You need two things to find your way to a place: a map and a compass (Or one of those GPS navigation systems, such as a RoadPilot that combines the two). The first shows your current location in relation to your destination, and the second tells you the direction you are moving in. Biologists believe that animals have these instruments hard-wired in their brains and sensory organs.
Navigation in homing pigeons was studied for over half a century. Since the sense of sight is useful only if you are in a familiar place, experimenters wondered if pigeons used the sun to navigate. Shifting the birds' body clock by artificially lighting their lofts at night and darkening them during the day neutralises this system. When released on sunny days, the unfortunate birds were disoriented, and couldn't find their way home. But on overcast days, they had no problems at all because in the absence of the sun, they may have been relying on another navigation system.
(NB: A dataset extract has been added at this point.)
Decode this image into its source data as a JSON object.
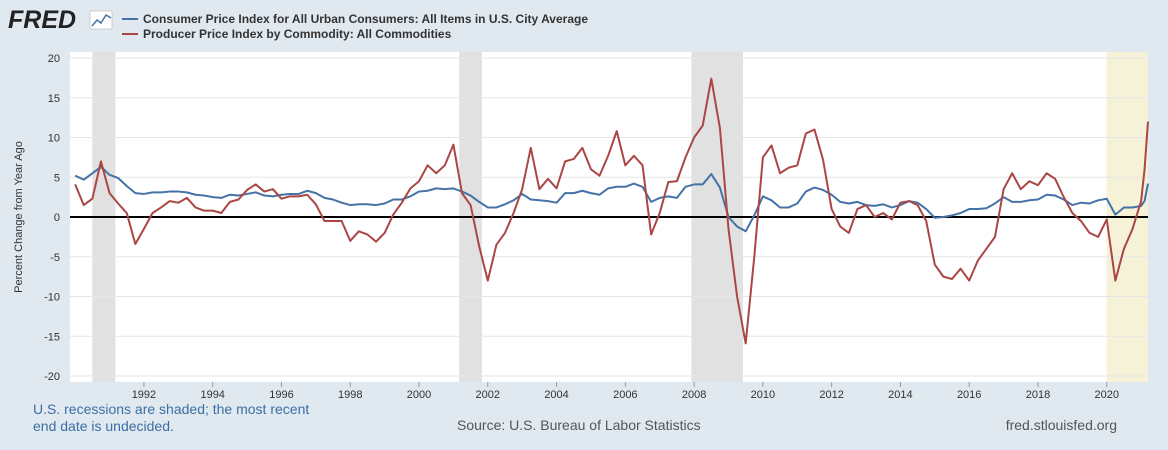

Perhaps, they were using the earth's magnetic field. Like many birds and animals, pigeons have magnetite (or iron oxide) particles on the upper part of their beaks (we have a single crystal between our eyes and behind the nose, and minute crystals in the brain), which help them sense the earth's magnetic field, like a compass. To deactivate this sense, experimenters attached magnets to the birds' heads, and anaesthetised their upper beaks. Such magnet-neutralised birds got lost on overcast days (because they couldn't navigate using the magnetic field or the sun), while on sunny days, they found their way to the loft. If deprived of one sense, the pigeons appear to be compensating with another.
An American geologist, Jon Hagstrum, came up with yet another theory to explain how birds are able to tell where they are. The earth's crust is thought to make a constant low frequency infrasound. Like the magnetic field, every part of the planet has its own sonic signature, and Hagstrum says that some birds may be able to hear these infrasounds and recognise where they are. Some others suggest smell may play a part while others disagree. So, the jury is still out. Whether animals use sight, smell, sun, stars, the earth's magnetic field, infrasound or a combinations of these remains a magical mystery.
I should mention that homing pigeons are selectively bred for their remarkable ability to return home from hundreds of km away. In other words, it is a genetic trait; some have it and others don't. Likewise, not all animals that are displaced find their way home, some get lost and wander aimlessly.
Over the years, Rom and I have argued over who has the better sense of direction just like so many others. But one exceptional field researcher, J. Vijaya, had a remarkable sense of direction. Apparently, she would wander through an unfamiliar forest without notching a tree or snapping a branch, and yet unerringly find her way back. We don't know how she did it!
Back home, a couple of years ago, this homing instinct backfired on me when our war on the Croc Bank ants began in earnest. I remembered ma-in-law's dictum as well as our previous experience at the Croc Bank.
Grudgingly, I caught two toads from the garden, and left them under the sink. They wouldn't have any of it; they ran back into the garden at the first opportunity. Feeling a little like the shame-faced princess who had to kiss the toad, I gave them a nice cosy little cardboard box. They didn't want that either.
So, I swore that the next toad which came into the house would get red carpet treatment, stinky scats notwithstanding. I'll even kiss it, as long as it takes care of the ants from hell!